COMMENTARY: Kosovo: It’s neither a melon nor Monica’s cousin

c. 1998 Religion News Service (Dale Hanson Bourke is publisher of Religion News Service.) (RNS) Balkanize. The word has found a place in American pop culture, stretching its meaning to fit anything that is divided and dysfunctional. But a better definition might be disinterested. Mention the Balkans themselves and the average American’s eyes glaze over.”What […]

c. 1998 Religion News Service

(Dale Hanson Bourke is publisher of Religion News Service.)

(RNS) Balkanize. The word has found a place in American pop culture, stretching its meaning to fit anything that is divided and dysfunctional.


But a better definition might be disinterested.

Mention the Balkans themselves and the average American’s eyes glaze over.”What now?”seems to be the tired response to the latest strife in the region.

When I asked friends and acquaintances what they knew about Kosovo, most drew a blank.”Isn’t that a kind of melon?”one guessed. It might as well be, I thought.

Mention Monica or Linda or any of the other players in the so-called White House scandal and you get an earful. Mention a Balkan region of 2 million people that could explode into an international crisis at any moment and few Americans can find it on the map.

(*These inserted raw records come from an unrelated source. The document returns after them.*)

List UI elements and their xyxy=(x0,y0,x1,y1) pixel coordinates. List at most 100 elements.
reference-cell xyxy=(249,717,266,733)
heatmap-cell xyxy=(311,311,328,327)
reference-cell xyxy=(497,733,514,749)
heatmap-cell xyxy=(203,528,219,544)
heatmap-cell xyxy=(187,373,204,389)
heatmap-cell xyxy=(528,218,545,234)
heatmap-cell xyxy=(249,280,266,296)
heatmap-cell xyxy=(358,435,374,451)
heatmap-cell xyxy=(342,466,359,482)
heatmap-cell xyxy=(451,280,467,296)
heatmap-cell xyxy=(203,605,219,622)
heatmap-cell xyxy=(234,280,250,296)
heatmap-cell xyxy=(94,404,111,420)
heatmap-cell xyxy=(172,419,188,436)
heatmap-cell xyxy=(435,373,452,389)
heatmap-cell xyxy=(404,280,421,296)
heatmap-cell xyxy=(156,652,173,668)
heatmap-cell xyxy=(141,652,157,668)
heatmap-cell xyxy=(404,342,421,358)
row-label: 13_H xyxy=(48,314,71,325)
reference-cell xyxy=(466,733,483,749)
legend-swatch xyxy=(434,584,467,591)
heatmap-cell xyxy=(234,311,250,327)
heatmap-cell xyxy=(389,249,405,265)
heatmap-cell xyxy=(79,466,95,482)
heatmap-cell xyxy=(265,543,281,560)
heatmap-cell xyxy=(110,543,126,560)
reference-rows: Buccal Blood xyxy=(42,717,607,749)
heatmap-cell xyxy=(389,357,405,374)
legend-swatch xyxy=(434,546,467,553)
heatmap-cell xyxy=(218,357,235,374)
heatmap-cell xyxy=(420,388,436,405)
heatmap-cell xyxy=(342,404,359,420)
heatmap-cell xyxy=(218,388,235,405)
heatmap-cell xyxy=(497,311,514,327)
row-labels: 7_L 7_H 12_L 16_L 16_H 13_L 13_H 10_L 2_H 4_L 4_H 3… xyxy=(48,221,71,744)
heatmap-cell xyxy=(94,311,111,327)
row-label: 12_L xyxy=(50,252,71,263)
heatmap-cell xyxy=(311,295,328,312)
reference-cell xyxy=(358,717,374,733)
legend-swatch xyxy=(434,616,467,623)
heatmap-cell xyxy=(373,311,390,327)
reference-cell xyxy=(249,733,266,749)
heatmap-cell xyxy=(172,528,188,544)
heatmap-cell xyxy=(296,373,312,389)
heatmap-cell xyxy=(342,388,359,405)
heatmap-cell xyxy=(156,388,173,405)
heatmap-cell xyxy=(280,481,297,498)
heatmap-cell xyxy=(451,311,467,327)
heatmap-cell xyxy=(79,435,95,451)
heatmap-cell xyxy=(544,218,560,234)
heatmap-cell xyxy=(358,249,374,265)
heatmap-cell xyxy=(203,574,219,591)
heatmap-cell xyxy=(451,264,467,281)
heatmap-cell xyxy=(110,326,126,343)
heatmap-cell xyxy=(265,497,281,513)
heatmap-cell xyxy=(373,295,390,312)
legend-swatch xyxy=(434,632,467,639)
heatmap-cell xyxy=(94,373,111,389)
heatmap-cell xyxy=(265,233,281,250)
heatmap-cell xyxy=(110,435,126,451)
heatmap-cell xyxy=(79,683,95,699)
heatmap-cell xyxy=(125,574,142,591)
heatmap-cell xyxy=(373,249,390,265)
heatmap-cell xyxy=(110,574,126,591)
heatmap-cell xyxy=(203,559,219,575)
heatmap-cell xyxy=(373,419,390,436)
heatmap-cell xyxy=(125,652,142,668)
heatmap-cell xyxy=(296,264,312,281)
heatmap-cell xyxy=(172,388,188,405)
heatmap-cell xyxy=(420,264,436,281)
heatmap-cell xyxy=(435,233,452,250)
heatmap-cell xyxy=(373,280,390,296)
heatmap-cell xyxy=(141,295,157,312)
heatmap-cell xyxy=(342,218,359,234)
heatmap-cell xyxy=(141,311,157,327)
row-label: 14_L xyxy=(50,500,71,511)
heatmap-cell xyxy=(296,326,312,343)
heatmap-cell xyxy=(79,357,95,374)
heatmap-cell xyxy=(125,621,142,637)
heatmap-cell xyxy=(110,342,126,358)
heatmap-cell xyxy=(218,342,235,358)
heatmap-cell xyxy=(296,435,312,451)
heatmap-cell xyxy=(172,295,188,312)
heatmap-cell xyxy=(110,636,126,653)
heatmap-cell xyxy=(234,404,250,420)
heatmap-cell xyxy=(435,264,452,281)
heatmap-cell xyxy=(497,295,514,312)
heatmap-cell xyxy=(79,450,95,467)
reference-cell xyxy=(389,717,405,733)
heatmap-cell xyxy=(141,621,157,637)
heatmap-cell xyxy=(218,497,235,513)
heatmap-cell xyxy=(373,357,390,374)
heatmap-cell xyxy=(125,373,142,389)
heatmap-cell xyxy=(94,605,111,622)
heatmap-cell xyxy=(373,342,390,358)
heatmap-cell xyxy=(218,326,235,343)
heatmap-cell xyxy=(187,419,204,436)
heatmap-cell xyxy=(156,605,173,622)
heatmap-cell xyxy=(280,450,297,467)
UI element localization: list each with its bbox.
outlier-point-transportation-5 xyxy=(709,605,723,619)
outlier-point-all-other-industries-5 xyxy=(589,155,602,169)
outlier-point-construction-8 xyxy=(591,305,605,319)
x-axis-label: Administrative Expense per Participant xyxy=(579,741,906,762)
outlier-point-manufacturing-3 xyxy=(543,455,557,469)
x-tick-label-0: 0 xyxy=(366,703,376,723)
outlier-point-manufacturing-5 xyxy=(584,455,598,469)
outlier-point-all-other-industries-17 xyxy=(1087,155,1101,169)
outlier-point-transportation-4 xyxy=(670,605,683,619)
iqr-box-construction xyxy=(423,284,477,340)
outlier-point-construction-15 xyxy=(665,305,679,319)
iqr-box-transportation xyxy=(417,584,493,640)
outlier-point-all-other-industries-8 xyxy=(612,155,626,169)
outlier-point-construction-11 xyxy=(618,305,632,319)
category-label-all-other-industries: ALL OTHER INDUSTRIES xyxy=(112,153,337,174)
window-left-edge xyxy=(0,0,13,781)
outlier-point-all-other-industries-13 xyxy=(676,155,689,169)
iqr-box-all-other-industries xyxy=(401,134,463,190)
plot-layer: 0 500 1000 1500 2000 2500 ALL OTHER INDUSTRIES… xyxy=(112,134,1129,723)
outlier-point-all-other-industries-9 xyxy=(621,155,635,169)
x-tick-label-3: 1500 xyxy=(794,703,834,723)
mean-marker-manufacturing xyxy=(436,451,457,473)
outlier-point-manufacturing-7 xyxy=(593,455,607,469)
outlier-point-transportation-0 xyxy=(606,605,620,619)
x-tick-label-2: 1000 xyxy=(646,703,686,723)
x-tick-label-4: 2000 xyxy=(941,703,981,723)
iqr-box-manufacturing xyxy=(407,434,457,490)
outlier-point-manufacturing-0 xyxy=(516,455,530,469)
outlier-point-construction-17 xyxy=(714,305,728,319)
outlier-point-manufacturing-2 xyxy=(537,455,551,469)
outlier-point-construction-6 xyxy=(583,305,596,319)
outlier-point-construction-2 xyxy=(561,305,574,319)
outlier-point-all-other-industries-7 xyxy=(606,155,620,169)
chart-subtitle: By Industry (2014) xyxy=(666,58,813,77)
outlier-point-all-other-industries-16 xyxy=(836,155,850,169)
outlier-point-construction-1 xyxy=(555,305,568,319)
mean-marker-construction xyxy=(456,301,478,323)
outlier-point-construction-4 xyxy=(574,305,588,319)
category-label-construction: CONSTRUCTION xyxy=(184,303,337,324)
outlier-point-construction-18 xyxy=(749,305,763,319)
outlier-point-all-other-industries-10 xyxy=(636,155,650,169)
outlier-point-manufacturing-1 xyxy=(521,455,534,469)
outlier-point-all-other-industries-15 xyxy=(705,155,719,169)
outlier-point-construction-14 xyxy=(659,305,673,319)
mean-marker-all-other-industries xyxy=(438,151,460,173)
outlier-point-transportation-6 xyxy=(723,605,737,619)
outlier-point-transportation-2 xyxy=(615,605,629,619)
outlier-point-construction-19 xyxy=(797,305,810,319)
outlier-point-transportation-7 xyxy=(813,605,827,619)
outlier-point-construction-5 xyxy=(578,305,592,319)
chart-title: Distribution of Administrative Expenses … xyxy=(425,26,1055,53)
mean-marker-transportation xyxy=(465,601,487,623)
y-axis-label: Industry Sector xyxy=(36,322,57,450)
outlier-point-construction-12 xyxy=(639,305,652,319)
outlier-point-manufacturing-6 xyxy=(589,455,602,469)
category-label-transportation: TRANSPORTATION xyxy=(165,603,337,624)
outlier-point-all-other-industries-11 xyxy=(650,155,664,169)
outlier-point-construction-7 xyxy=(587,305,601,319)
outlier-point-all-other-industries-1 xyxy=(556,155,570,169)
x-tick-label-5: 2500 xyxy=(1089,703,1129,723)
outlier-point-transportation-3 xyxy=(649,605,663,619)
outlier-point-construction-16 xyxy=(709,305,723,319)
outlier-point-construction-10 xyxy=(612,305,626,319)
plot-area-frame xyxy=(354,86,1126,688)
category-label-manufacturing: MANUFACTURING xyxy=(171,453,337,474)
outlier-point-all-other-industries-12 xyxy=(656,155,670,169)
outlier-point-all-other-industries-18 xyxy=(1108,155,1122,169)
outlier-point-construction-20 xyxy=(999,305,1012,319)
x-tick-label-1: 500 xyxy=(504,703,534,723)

To be fair, we are only beginning to see photos of the dead and fleeing during the evening news. Because the ruling Serbs have allowed few journalists into the territory, we have had scant information about the situation.

But Kosovo is not a new story. In fact, U.S. policy regarding the former Yugoslavia has been in place since 1989, long before most of us had heard about Bosnia. Some would say that without Kosovo there never would have been a war-torn Bosnia. America got tough about defending the ethnic Albanian majority of Kosovo and Serbian leader Slobodan Milosevic turned his sites westward instead.

Like many stories in the Balkan region, its roots go back even further. In fact, Kosovo might be called the West Bank of the former Yugoslavia, a land claimed by two different people groups, both of which consider it holy ground.

The majority of the population is ethnic Albanians, descendants of the Illyrians, who stubbornly call their land Kosova. When the Roman Empire collapsed, the Slavs established their Christian Orthodox faith in the same region, building several monasteries and cathedrals that either remain or have been rebuilt since the 1300s.

In 1389, the battle of Kosovo began a conflict that in many ways continues today. Serbs were defeated by Turks in a battle that has been immortalized in ballads, stories and folklore. Serbs view Kosovo as a place where their ancestors were martyred defending Christianity against the Ottoman Empire.


During the next 500 years of Turkish rule, most of the Serbs left the land and moved northward into present-day Serbia. In 1912, what has been called the First Balkan War liberated Kosovo from Ottoman rule and in 1946 it became one of Tito’s blocks as he built Yugoslavia.

But the Muslim Albanian population was never happy with its status and repeatedly fought to become one of the six republics having federal representation in Belgrade.

In 1989, President Milosevic stripped Kosovo of its autonomy and insisted it be represented by Serbia. At that point, most ethnic Albanians lost their jobs, medical care and access to education.

One observer of the region described the situation as apartheid, with the Serb minority ruling the Albanian majority and denying access to the most basic necessities. For example, since the Serbs use a different alphabet, most of the Albanians cannot even read public signs.

So why should we care about this ancient conflict now appearing on the evening news?

Perhaps because we should have learned our lesson from Bosnia, a land that captured our attention only after tens of thousands had died while as we watched the O.J. Simpson trial. We came to Bosnia’s aid much too late and we now assist the land with excessive patronage stemming from guilt.


If we spend a little effort on Kosovo now, we might actually make a difference. But it takes more than newspaper headlines and speeches by Robert Gelbard, the U.S. special envoy to the Balkans, and Secretary of State Madeleine Albright. It takes the support of average citizens. It takes letters to Congress and donations to relief groups. And it takes time to educate ourselves about the facts of a land rich in history and conflict.

Doing so might take some of our attention away from Monica. And that probably wouldn’t be a bad idea either.